EKS Deployment and Monitoring Project
Achievement Log
Overview
Production Kubernetes infrastructure automating the deployment and monitoring of n8n workflow automation, Open WebUI, and a full observability stack (Prometheus, Grafana, OpenTelemetry) on a 20-node AWS EKS cluster. Provisioned entirely via Terraform with zero manual console actions. Reduced incident MTTR from 45 minutes to under 8 minutes and achieved 99.9% uptime over a 6-week production period.
Core Technologies
Implementation & Architecture
VPC & EKS Cluster Foundation (Terraform)
3-tier VPC (public/private/isolated subnets across 3 AZs) with NAT Gateways, private EKS endpoint, and VPC Flow Logs. IRSA roles scoped for cluster-autoscaler, ALB controller, external-secrets, and OTEL collector. ALB consolidated from 4 to 1 via IngressGroup annotations — 75% ALB cost reduction. Node taints segregated monitoring pods from user workloads.
n8n Stateful Workflow Automation Stack
n8n in main-worker mode: 1 main pod (webhook/API) + 3 worker pods consuming a Redis Bull queue, backed by PostgreSQL RDS Multi-AZ. HPA scaled workers from 2 to 8 replicas at 70% CPU. S3 binary data manager replaced NFS for multi-pod binary access. PgBouncer in transaction pooling mode capped RDS connections at 12 regardless of worker pod count.
Observability Stack (Prometheus + Grafana + OpenTelemetry)
kube-prometheus-stack with 4 custom Grafana dashboards, 4 Prometheus alerting rules, and Fluentd DaemonSet forwarding WARN/ERROR-only logs to CloudWatch Logs — reducing daily ingestion from 45 GB to 7.2 GB (84% reduction). Grafana workflow failure rate alert included a direct link to the failing workflow's execution log.
Technical Skills
- AWS EKS
- Terraform
- Kubernetes
- Helm
- Prometheus
- Amazon VPC
Engineering Challenges
- →RBAC Misconfiguration Blocking EKS Add-on Updates — eks:UpdateAddon and eks:DescribeAddonVersions were missing from the provisioning role. Fixed by expanding the inline policy and re-running terraform apply.

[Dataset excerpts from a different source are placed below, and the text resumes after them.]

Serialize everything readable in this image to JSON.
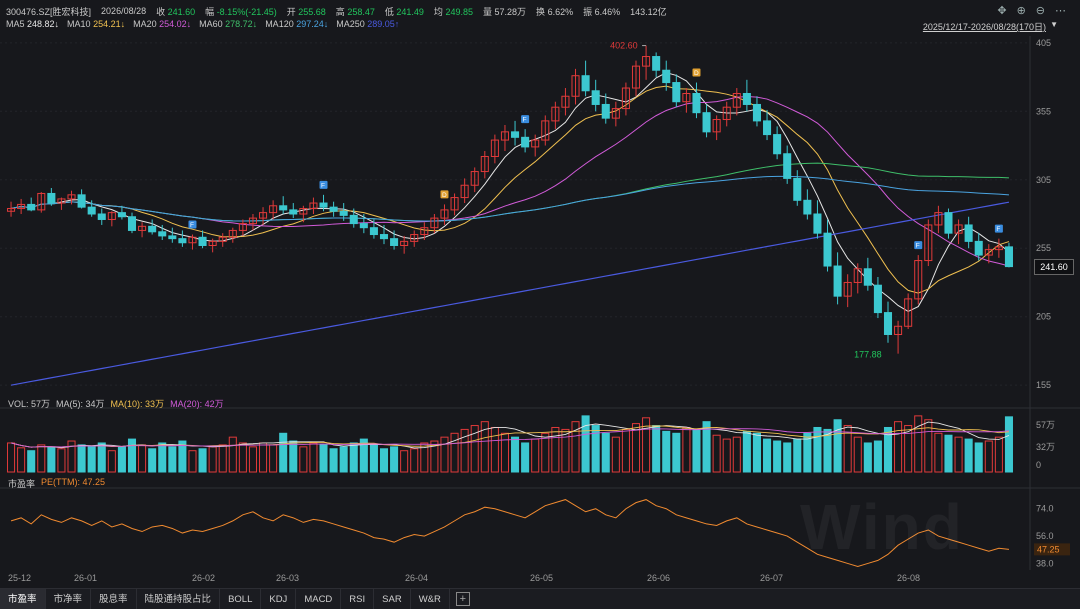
{
  "header": {
    "code": "300476.SZ[胜宏科技]",
    "date": "2026/08/28",
    "close_label": "收",
    "close": "241.60",
    "amp_label": "幅",
    "amp": "-8.15%(-21.45)",
    "open_label": "开",
    "open": "255.68",
    "high_label": "高",
    "high": "258.47",
    "low_label": "低",
    "low": "241.49",
    "avg_label": "均",
    "avg": "249.85",
    "vol_label": "量",
    "vol": "57.28万",
    "turn_label": "换",
    "turn": "6.62%",
    "swing_label": "振",
    "swing": "6.46%",
    "amount": "143.12亿",
    "range": "2025/12/17-2026/08/28(170日)"
  },
  "ma": [
    {
      "label": "MA5",
      "value": "248.82↓",
      "color": "#e6e6e6"
    },
    {
      "label": "MA10",
      "value": "254.21↓",
      "color": "#f0c050"
    },
    {
      "label": "MA20",
      "value": "254.02↓",
      "color": "#d15bd8"
    },
    {
      "label": "MA60",
      "value": "278.72↓",
      "color": "#3fbf6a"
    },
    {
      "label": "MA120",
      "value": "297.24↓",
      "color": "#4aa3e0"
    },
    {
      "label": "MA250",
      "value": "289.05↑",
      "color": "#4a5ae0"
    }
  ],
  "price_tag": "241.60",
  "vol_header": {
    "label": "VOL: 57万",
    "ma5": "MA(5): 34万",
    "ma10": "MA(10): 33万",
    "ma20": "MA(20): 42万"
  },
  "pe_header": {
    "label": "市盈率",
    "pe": "PE(TTM): 47.25"
  },
  "chart_data": {
    "type": "candlestick",
    "y_ticks": [
      405,
      355,
      305,
      255,
      205,
      155
    ],
    "y_range": [
      150,
      410
    ],
    "x_labels": [
      "25-12",
      "26-01",
      "26-02",
      "26-03",
      "26-04",
      "26-05",
      "26-06",
      "26-07",
      "26-08"
    ],
    "annotations": [
      {
        "text": "402.60",
        "kind": "high"
      },
      {
        "text": "177.88",
        "kind": "low"
      }
    ],
    "markers": [
      "F",
      "D",
      "F",
      "F",
      "F",
      "D",
      "F"
    ],
    "vol_ticks": [
      "57万",
      "32万",
      "0"
    ],
    "pe_ticks": [
      "74.0",
      "56.0",
      "38.0"
    ],
    "pe_last": "47.25",
    "candles": [
      [
        282,
        289,
        278,
        284
      ],
      [
        284,
        291,
        280,
        287
      ],
      [
        287,
        292,
        282,
        283
      ],
      [
        283,
        296,
        281,
        295
      ],
      [
        295,
        299,
        286,
        288
      ],
      [
        288,
        292,
        283,
        291
      ],
      [
        291,
        297,
        287,
        294
      ],
      [
        294,
        298,
        284,
        285
      ],
      [
        285,
        290,
        278,
        280
      ],
      [
        280,
        284,
        272,
        276
      ],
      [
        276,
        282,
        271,
        281
      ],
      [
        281,
        286,
        276,
        278
      ],
      [
        278,
        281,
        266,
        268
      ],
      [
        268,
        274,
        263,
        271
      ],
      [
        271,
        276,
        265,
        267
      ],
      [
        267,
        272,
        261,
        264
      ],
      [
        264,
        270,
        259,
        262
      ],
      [
        262,
        268,
        256,
        259
      ],
      [
        259,
        265,
        254,
        263
      ],
      [
        263,
        268,
        255,
        257
      ],
      [
        257,
        262,
        252,
        260
      ],
      [
        260,
        266,
        256,
        263
      ],
      [
        263,
        270,
        259,
        268
      ],
      [
        268,
        276,
        264,
        273
      ],
      [
        273,
        280,
        268,
        277
      ],
      [
        277,
        285,
        272,
        281
      ],
      [
        281,
        290,
        276,
        286
      ],
      [
        286,
        293,
        280,
        283
      ],
      [
        283,
        288,
        277,
        280
      ],
      [
        280,
        286,
        274,
        284
      ],
      [
        284,
        292,
        280,
        288
      ],
      [
        288,
        294,
        282,
        285
      ],
      [
        285,
        289,
        278,
        282
      ],
      [
        282,
        288,
        275,
        279
      ],
      [
        279,
        284,
        270,
        273
      ],
      [
        273,
        280,
        266,
        270
      ],
      [
        270,
        276,
        262,
        265
      ],
      [
        265,
        272,
        258,
        262
      ],
      [
        262,
        268,
        254,
        257
      ],
      [
        257,
        264,
        251,
        260
      ],
      [
        260,
        268,
        256,
        265
      ],
      [
        265,
        274,
        261,
        270
      ],
      [
        270,
        280,
        266,
        277
      ],
      [
        277,
        287,
        272,
        283
      ],
      [
        283,
        295,
        279,
        292
      ],
      [
        292,
        306,
        288,
        301
      ],
      [
        301,
        314,
        296,
        311
      ],
      [
        311,
        326,
        306,
        322
      ],
      [
        322,
        338,
        317,
        334
      ],
      [
        334,
        345,
        326,
        340
      ],
      [
        340,
        348,
        330,
        336
      ],
      [
        336,
        342,
        325,
        329
      ],
      [
        329,
        338,
        322,
        334
      ],
      [
        334,
        352,
        330,
        348
      ],
      [
        348,
        362,
        342,
        358
      ],
      [
        358,
        372,
        352,
        366
      ],
      [
        366,
        386,
        360,
        381
      ],
      [
        381,
        392,
        366,
        370
      ],
      [
        370,
        378,
        355,
        360
      ],
      [
        360,
        368,
        346,
        350
      ],
      [
        350,
        362,
        344,
        357
      ],
      [
        357,
        376,
        352,
        372
      ],
      [
        372,
        392,
        366,
        388
      ],
      [
        388,
        403,
        378,
        395
      ],
      [
        395,
        398,
        380,
        385
      ],
      [
        385,
        392,
        370,
        376
      ],
      [
        376,
        382,
        358,
        362
      ],
      [
        362,
        372,
        354,
        368
      ],
      [
        368,
        376,
        350,
        354
      ],
      [
        354,
        360,
        336,
        340
      ],
      [
        340,
        352,
        334,
        349
      ],
      [
        349,
        362,
        344,
        358
      ],
      [
        358,
        372,
        352,
        368
      ],
      [
        368,
        378,
        355,
        360
      ],
      [
        360,
        366,
        344,
        348
      ],
      [
        348,
        356,
        334,
        338
      ],
      [
        338,
        344,
        320,
        324
      ],
      [
        324,
        330,
        302,
        306
      ],
      [
        306,
        312,
        286,
        290
      ],
      [
        290,
        298,
        276,
        280
      ],
      [
        280,
        290,
        262,
        266
      ],
      [
        266,
        276,
        238,
        242
      ],
      [
        242,
        252,
        214,
        220
      ],
      [
        220,
        236,
        212,
        230
      ],
      [
        230,
        244,
        222,
        240
      ],
      [
        240,
        248,
        224,
        228
      ],
      [
        228,
        234,
        204,
        208
      ],
      [
        208,
        216,
        186,
        192
      ],
      [
        192,
        202,
        178,
        198
      ],
      [
        198,
        222,
        196,
        218
      ],
      [
        218,
        250,
        214,
        246
      ],
      [
        246,
        276,
        242,
        272
      ],
      [
        272,
        286,
        266,
        281
      ],
      [
        281,
        284,
        262,
        266
      ],
      [
        266,
        276,
        258,
        272
      ],
      [
        272,
        278,
        255,
        260
      ],
      [
        260,
        266,
        246,
        250
      ],
      [
        250,
        258,
        244,
        254
      ],
      [
        254,
        262,
        248,
        256
      ],
      [
        256,
        259,
        241,
        241.6
      ]
    ],
    "volumes": [
      30,
      25,
      22,
      28,
      26,
      24,
      32,
      28,
      26,
      30,
      22,
      26,
      34,
      28,
      24,
      30,
      26,
      32,
      22,
      24,
      26,
      28,
      36,
      30,
      26,
      30,
      28,
      40,
      32,
      26,
      30,
      28,
      24,
      26,
      30,
      34,
      28,
      24,
      26,
      22,
      24,
      30,
      32,
      36,
      40,
      44,
      48,
      52,
      46,
      40,
      36,
      30,
      34,
      40,
      46,
      44,
      52,
      58,
      48,
      40,
      36,
      44,
      50,
      56,
      48,
      42,
      40,
      46,
      44,
      52,
      38,
      34,
      36,
      42,
      40,
      34,
      32,
      30,
      34,
      40,
      46,
      44,
      54,
      48,
      36,
      30,
      32,
      46,
      52,
      48,
      58,
      54,
      40,
      38,
      36,
      34,
      30,
      32,
      36,
      57
    ],
    "pe_series": [
      66,
      68,
      64,
      70,
      67,
      65,
      68,
      66,
      63,
      66,
      62,
      64,
      61,
      59,
      62,
      63,
      61,
      58,
      60,
      59,
      61,
      63,
      66,
      70,
      72,
      68,
      66,
      70,
      68,
      65,
      67,
      66,
      64,
      62,
      60,
      58,
      55,
      54,
      52,
      55,
      57,
      56,
      59,
      62,
      66,
      70,
      72,
      75,
      74,
      72,
      70,
      68,
      72,
      76,
      78,
      80,
      76,
      72,
      74,
      70,
      68,
      74,
      78,
      80,
      76,
      74,
      70,
      68,
      66,
      64,
      63,
      66,
      68,
      64,
      62,
      60,
      58,
      56,
      52,
      48,
      44,
      42,
      40,
      38,
      36,
      38,
      40,
      44,
      50,
      54,
      58,
      60,
      56,
      54,
      52,
      50,
      48,
      46,
      48,
      47.25
    ]
  },
  "tabs": [
    "市盈率",
    "市净率",
    "股息率",
    "陆股通持股占比",
    "BOLL",
    "KDJ",
    "MACD",
    "RSI",
    "SAR",
    "W&R"
  ],
  "colors": {
    "up": "#e03a3a",
    "down": "#3cc8d0",
    "bg": "#17181c"
  }
}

- →n8n Worker CrashLoopBackoff from Redis Connection Timeout — ElastiCache security group missing inbound 6379 rule from EKS node SG (cross-module reference gap in Terraform). Fixed by adding an aws_security_group_rule in the eks/ module.
- →Prometheus Storage Exhaustion After 8 Days — hostmetrics generated 4× more time series than estimated (12,000 vs 3,000), filling 50Gi PVC and corrupting the TSDB. Fixed by resizing to 200Gi, reducing collection interval from 10s to 30s, and adding a retention.size cap.
- →Fluentd DaemonSet Silently Dropping Logs — OIDC provider ARN in the IRSA trust policy was hardcoded to us-east-1 instead of eu-west-1. Identified via CloudTrail STS AssumeRole failures. Fixed by using the cluster's OIDC issuer output.
- →HPA Oscillation Under Steady-State Load — Workers scaled in/out every 8–10 minutes because 6–8 minute jobs caused brief CPU dips below the scale-in threshold. Fixed by adding scaleDown stabilizationWindowSeconds=600.
- →PostgreSQL Connection Pool Saturation — 7 worker pods × 5 connections each exhausted RDS max_connections (100). Fixed by deploying PgBouncer in transaction pooling mode, stabilizing RDS connections at 12.
Project Outcomes
- ✓Full cluster provisioned via Terraform in under 25 minutes — zero manual AWS console actions.
- ✓99.9% uptime for n8n over 6 weeks, including 3 node failures handled automatically by cluster autoscaler.
- ✓Incident MTTR reduced from 45 minutes to under 8 minutes via pre-built Grafana dashboards with direct alert-to-log links — 82% MTTR reduction.
- ✓20-node EKS cluster scaled autonomously through a 200-concurrent-workflow stress test.
- ✓CloudWatch Logs ingestion reduced 84% (45 GB/day → 7.2 GB/day) without losing actionable signal.
- ✓ALB costs reduced 75% ($88 → $22/month) through IngressGroup consolidation.
- ✓Zero duplicate workflow executions after migrating to n8n queue mode — validated across 1,200 test runs.